The Consequences of Deferred Maintenance | The Source Weekly - Bend, Oregon

The Consequences of Deferred Maintenance

When it comes to property, it pays to keep up with fixes

Deferred maintenance is the exercise of postponing repairs and regular maintenance on real property or personal property in order to save costs. More often than not, failing to perform necessary, preventative services or repairs will result in asset deterioration and will ultimately have a big impact on the value of a home and its ability to sell.

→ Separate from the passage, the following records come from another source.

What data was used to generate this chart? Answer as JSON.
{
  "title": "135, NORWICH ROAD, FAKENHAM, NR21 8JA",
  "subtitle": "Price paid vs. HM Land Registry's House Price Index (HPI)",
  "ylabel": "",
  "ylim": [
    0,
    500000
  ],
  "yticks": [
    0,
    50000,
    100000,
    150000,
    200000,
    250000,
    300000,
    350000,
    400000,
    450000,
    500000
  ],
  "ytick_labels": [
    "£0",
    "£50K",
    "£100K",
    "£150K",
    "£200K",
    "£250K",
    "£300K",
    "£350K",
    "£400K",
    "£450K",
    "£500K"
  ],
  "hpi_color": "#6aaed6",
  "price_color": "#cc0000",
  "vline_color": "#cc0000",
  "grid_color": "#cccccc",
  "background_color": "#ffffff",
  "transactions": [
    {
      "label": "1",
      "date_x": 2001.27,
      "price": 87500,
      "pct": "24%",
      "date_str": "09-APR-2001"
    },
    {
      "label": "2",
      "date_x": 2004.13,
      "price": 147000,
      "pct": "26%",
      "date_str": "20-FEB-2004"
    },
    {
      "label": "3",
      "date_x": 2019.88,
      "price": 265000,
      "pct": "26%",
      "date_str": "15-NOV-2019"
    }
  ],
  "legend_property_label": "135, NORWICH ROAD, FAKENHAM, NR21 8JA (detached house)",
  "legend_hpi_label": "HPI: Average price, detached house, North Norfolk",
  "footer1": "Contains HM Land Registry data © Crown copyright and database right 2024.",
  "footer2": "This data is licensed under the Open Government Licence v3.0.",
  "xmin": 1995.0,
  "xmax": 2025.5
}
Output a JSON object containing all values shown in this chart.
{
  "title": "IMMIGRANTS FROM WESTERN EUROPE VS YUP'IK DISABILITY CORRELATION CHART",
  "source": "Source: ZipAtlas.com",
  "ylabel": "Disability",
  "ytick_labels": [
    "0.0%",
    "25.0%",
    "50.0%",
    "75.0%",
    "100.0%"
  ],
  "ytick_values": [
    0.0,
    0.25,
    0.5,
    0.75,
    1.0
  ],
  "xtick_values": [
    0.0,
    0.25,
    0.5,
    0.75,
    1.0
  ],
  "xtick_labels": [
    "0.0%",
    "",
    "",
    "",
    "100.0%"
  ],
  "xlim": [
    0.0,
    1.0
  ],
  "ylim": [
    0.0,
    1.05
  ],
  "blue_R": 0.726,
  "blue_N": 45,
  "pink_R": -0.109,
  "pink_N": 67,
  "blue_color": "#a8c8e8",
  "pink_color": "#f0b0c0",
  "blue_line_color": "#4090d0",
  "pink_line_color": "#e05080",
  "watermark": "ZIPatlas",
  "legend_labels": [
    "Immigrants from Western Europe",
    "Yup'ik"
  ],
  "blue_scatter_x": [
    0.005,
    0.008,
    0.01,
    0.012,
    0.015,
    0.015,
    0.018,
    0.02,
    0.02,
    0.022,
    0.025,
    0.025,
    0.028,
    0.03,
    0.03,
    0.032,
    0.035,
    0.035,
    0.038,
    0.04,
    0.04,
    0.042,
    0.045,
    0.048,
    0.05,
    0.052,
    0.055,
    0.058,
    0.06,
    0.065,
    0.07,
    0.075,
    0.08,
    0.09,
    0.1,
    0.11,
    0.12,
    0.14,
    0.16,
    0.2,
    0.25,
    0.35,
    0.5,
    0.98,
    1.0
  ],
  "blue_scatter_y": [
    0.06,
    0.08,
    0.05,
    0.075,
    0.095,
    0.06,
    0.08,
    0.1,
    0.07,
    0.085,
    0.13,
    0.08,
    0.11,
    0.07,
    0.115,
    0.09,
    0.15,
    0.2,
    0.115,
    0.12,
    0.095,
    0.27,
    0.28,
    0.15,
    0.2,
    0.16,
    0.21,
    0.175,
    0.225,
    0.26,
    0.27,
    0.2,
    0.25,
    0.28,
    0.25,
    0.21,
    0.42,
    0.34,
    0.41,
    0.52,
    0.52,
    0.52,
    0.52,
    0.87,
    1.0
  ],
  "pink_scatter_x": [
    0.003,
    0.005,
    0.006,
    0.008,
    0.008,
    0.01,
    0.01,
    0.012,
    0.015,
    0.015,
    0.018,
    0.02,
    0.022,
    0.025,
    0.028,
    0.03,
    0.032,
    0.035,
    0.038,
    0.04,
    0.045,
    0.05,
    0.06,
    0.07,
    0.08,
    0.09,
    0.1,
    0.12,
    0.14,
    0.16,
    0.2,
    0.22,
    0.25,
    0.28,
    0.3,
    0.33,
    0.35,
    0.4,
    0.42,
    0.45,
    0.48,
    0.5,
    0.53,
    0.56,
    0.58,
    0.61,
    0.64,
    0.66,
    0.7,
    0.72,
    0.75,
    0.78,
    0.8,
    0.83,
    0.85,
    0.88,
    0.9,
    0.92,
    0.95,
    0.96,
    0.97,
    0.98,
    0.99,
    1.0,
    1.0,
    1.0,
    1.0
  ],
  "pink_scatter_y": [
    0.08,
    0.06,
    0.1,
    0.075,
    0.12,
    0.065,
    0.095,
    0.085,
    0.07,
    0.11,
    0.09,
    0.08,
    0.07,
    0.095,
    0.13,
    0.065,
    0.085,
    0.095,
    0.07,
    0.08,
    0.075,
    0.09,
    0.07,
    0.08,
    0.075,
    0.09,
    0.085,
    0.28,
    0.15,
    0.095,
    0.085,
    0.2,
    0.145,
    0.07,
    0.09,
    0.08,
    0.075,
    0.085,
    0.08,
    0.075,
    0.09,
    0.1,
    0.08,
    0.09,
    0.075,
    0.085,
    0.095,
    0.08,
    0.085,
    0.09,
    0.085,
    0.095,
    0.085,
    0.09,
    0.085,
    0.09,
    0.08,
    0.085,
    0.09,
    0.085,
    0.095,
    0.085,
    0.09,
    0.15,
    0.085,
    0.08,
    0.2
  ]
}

click to enlarge The Consequences of Deferred Maintenance

Some of the most common forms of deferred maintenance I see are exterior paint and siding issues, improper service records for furnaces and A/C units, roofing issues and lack of maintenance on wood decking and failed caulking. As an example, experts recommend furnaces be serviced annually to maintain efficiency. I've spoken with several HVAC companies over the years and all agree that without regular maintenance, homeowners cut the furnace life in half. Another example is one that I dealt with on behalf of a buyer. The roof was a year over its shelf life and also had significant damage not addressed from the major snowstorms of 2017, causing the roof to be in even worse disrepair. This, coupled with myriad other deferred maintenance issues that arose during the home inspection, ended up costing the seller $25,000 off the list price.

For buyers, depending on the type of financing they're using, deferred maintenance may disqualify a home from being eligible to buy. A simple example of this would be exposed wood and peeling paint on the exterior of a home. Loan programs such as FHA, VA and USDA will not finance a property that has significant areas of peeling paint and exposed wood.

As a buyer, deferred maintenance can also burden your budget. Not only do buyers have to think about a down payment and closing costs, but also about the additional cash or credit necessary to make repairs—something to consider when searching for homes.

Sellers are required by Oregon law to disclose all known material facts regarding the property. This includes recent repairs, water damage and non-functioning systems. In addition to a home inspection, these disclosures provide the buyer with a history of the property and any potential structural/mechanical issues. When a buyer sees several items in disrepair or a history of repair issues, it can have a negative impact on the perceived value of the home. Also, obvious deferred maintenance items have an emotional impact on a potential buyer during a showing of a property. Buyers may feel as though the cost to make the repairs is more than you had estimated as a seller; thus, creating a large gap between the buyer's perceived market value and the seller's.

I recommend making the appropriate repairs prior to listing a home for sale. This proactively addresses the potential issues that may arise in the negotiation process and may save thousands in the sale of a home.